Bonne résistance de l'actionnariat salarié. Tel est le constat de la première édition annuelle des « Tendances de l'actionnariat salarié » lancées par le cabinet Hewitt et réalisées auprès de 65 entreprises (dont 70 % du CAC 40). Malgré la crise, 81 % des sociétés sondées déclarent encourager l'actionnariat salarié, d'ailleurs 20 % ont un plan en cours et 35 % en ont mis un en place l'an dernier. Près de la moitié optent pour une récurrence annuelle. « Les autres sont plutôt en retard », constate Patrick Azières, directeur de l'épargne salariale, de l'épargne retraite et de l'actionnariat salarié chez Hewitt.

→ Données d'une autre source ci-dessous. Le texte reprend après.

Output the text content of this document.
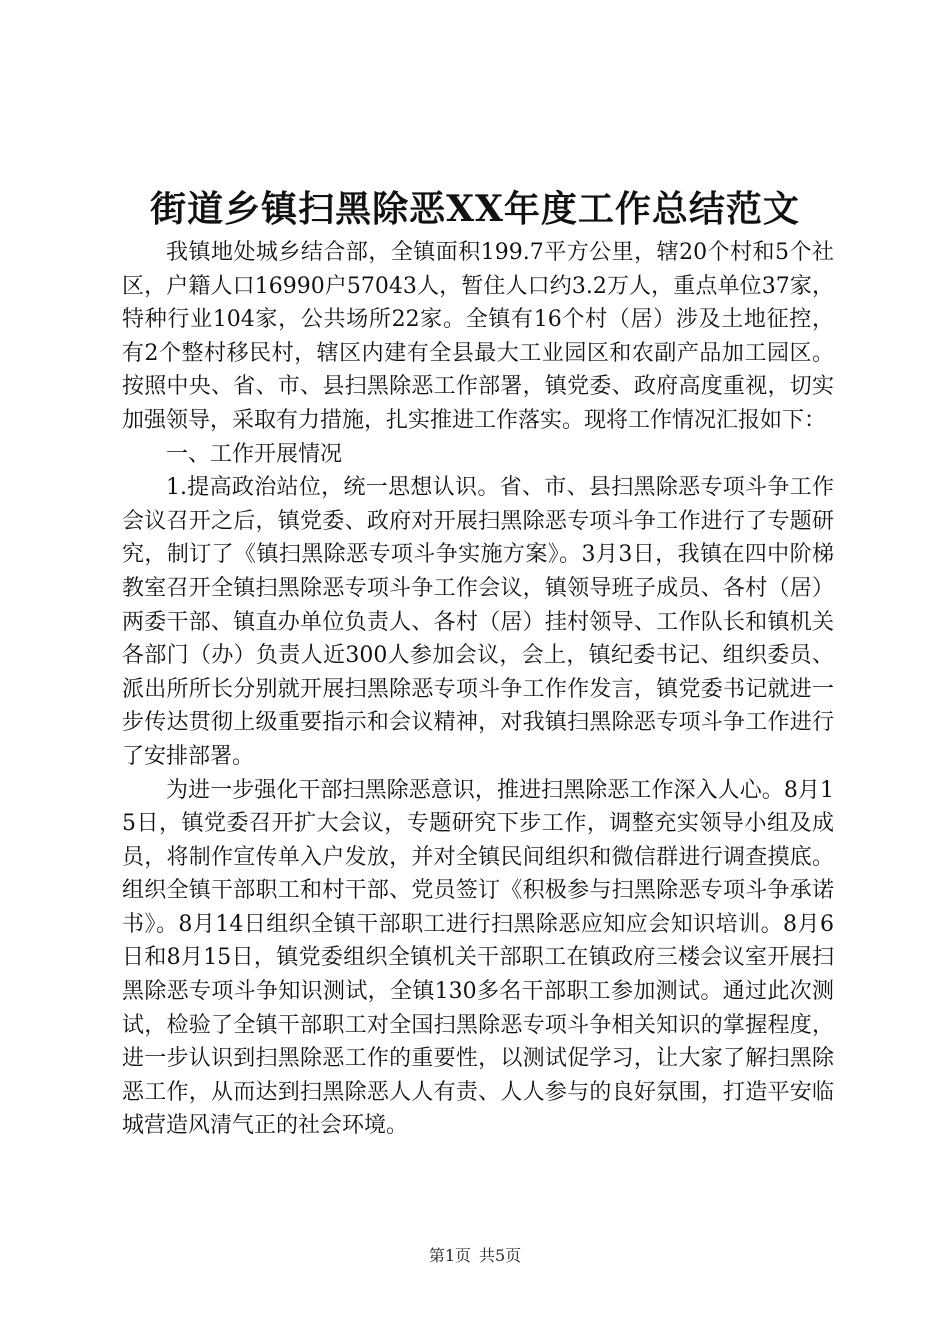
街道乡镇扫黑除恶XX年度工作总结范文

我镇地处城乡结合部，全镇面积199.7平方公里，辖20个村和5个社区，户籍人口16990户57043人，暂住人口约3.2万人，重点单位37家，特种行业104家，公共场所22家。全镇有16个村（居）涉及土地征控，有2个整村移民村，辖区内建有全县最大工业园区和农副产品加工园区。按照中央、省、市、县扫黑除恶工作部署，镇党委、政府高度重视，切实加强领导，采取有力措施，扎实推进工作落实。现将工作情况汇报如下：

一、工作开展情况

1.提高政治站位，统一思想认识。省、市、县扫黑除恶专项斗争工作会议召开之后，镇党委、政府对开展扫黑除恶专项斗争工作进行了专题研究，制订了《镇扫黑除恶专项斗争实施方案》。3月3日，我镇在四中阶梯教室召开全镇扫黑除恶专项斗争工作会议，镇领导班子成员、各村（居）两委干部、镇直办单位负责人、各村（居）挂村领导、工作队长和镇机关各部门（办）负责人近300人参加会议，会上，镇纪委书记、组织委员、派出所所长分别就开展扫黑除恶专项斗争工作作发言，镇党委书记就进一步传达贯彻上级重要指示和会议精神，对我镇扫黑除恶专项斗争工作进行了安排部署。

为进一步强化干部扫黑除恶意识，推进扫黑除恶工作深入人心。8月15日，镇党委召开扩大会议，专题研究下步工作，调整充实领导小组及成员，将制作宣传单入户发放，并对全镇民间组织和微信群进行调查摸底。组织全镇干部职工和村干部、党员签订《积极参与扫黑除恶专项斗争承诺书》。8月14日组织全镇干部职工进行扫黑除恶应知应会知识培训。8月6日和8月15日，镇党委组织全镇机关干部职工在镇政府三楼会议室开展扫黑除恶专项斗争知识测试，全镇130多名干部职工参加测试。通过此次测试，检验了全镇干部职工对全国扫黑除恶专项斗争相关知识的掌握程度，进一步认识到扫黑除恶工作的重要性，以测试促学习，让大家了解扫黑除恶工作，从而达到扫黑除恶人人有责、人人参与的良好氛围，打造平安临城营造风清气正的社会环境。

第1页 共5页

Les sociétés visent avant tout à renforcer le sentiment d'appartenance des salariés à l'entreprise, plus qu'à développer leur culture actionnariale. Et en période de crise, l'actionnariat salarié demeure un moyen de motivation des collaborateurs d'une entreprise. Si 57 % des sociétés jugent le contexte actuel comme un frein à son développement, 45 % ont un projet pour 2009.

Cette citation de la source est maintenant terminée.